With “Disinformation” Censorship Is Born

I deeply dislike that I have to make posts like this one, but they matter as we go through the present darkness. Ah well…

Disinformation,” the word of the moment, is nascent censorship: censorship as it’s first coming into existence. It’s the proverbial foot in the door, and once people use it, they become emotionally biased toward what proceeds from it… and what proceeds from it is censorship.

To make this very brief, censorship is required for one over-arching reason:

The Internet broke the information monopoly of the 20th century, a very dangerous thing for those who crave and fixate upon power. After a few partial and failed efforts, social media (inherently addictive to humans) emerged as the answer: get everyone into just a few large pens, then control the information flow in those pens. That’s where we are right now.

Then, of course, there are lesser reasons, such as controlling humanity “for their own good” during an epidemic, and to influence a modern war (like the Russian/Ukraine disaster) with propaganda. Within a propaganda war, all discordant voices must be silenced.

Disinformation” creates binary, dipole thinking: goodguy/badguy, masked/unmasked, and so on. Once people accept the term and the dipole vision it injects, the rest follows. And again this is addictive, since it creates a feeling of moral clarity, however falsely.

This is the new game in town, and it is a form of war.
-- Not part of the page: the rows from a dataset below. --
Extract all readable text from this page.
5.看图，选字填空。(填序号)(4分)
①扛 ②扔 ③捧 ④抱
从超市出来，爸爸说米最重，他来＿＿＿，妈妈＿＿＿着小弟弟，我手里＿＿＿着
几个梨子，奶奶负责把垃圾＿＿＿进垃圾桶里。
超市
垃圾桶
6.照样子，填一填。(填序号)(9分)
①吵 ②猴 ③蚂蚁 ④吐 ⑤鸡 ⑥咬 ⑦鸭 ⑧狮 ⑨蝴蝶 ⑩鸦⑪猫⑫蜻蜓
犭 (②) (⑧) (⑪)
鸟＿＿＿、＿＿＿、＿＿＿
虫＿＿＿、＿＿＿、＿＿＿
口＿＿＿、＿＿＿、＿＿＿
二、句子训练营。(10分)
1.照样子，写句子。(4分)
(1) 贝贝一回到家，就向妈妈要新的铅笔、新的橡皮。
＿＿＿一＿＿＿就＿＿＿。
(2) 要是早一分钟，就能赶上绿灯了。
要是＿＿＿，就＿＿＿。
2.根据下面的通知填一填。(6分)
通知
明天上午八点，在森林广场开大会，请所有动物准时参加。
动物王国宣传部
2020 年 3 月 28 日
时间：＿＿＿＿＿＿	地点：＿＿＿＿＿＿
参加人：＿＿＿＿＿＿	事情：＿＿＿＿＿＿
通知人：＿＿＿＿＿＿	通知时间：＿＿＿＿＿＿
But please understand, this isn’t properly information war, it’s emotional war: what’s being played are the most vulnerable human emotions; thinking is being dragged along for the ride.

Once “disinformation” is no longer useful, a new manipulative term will be rolled out on Facebook, Twitter and Google, and from there to the ever-concerned faces on TV. Eventually humanity will develop an immunity to this; I can only hope that it’s soon.

Apologies again for doing the “expose evil” thing, but I think we should be clear on this much. I’ll post something more positive shortly.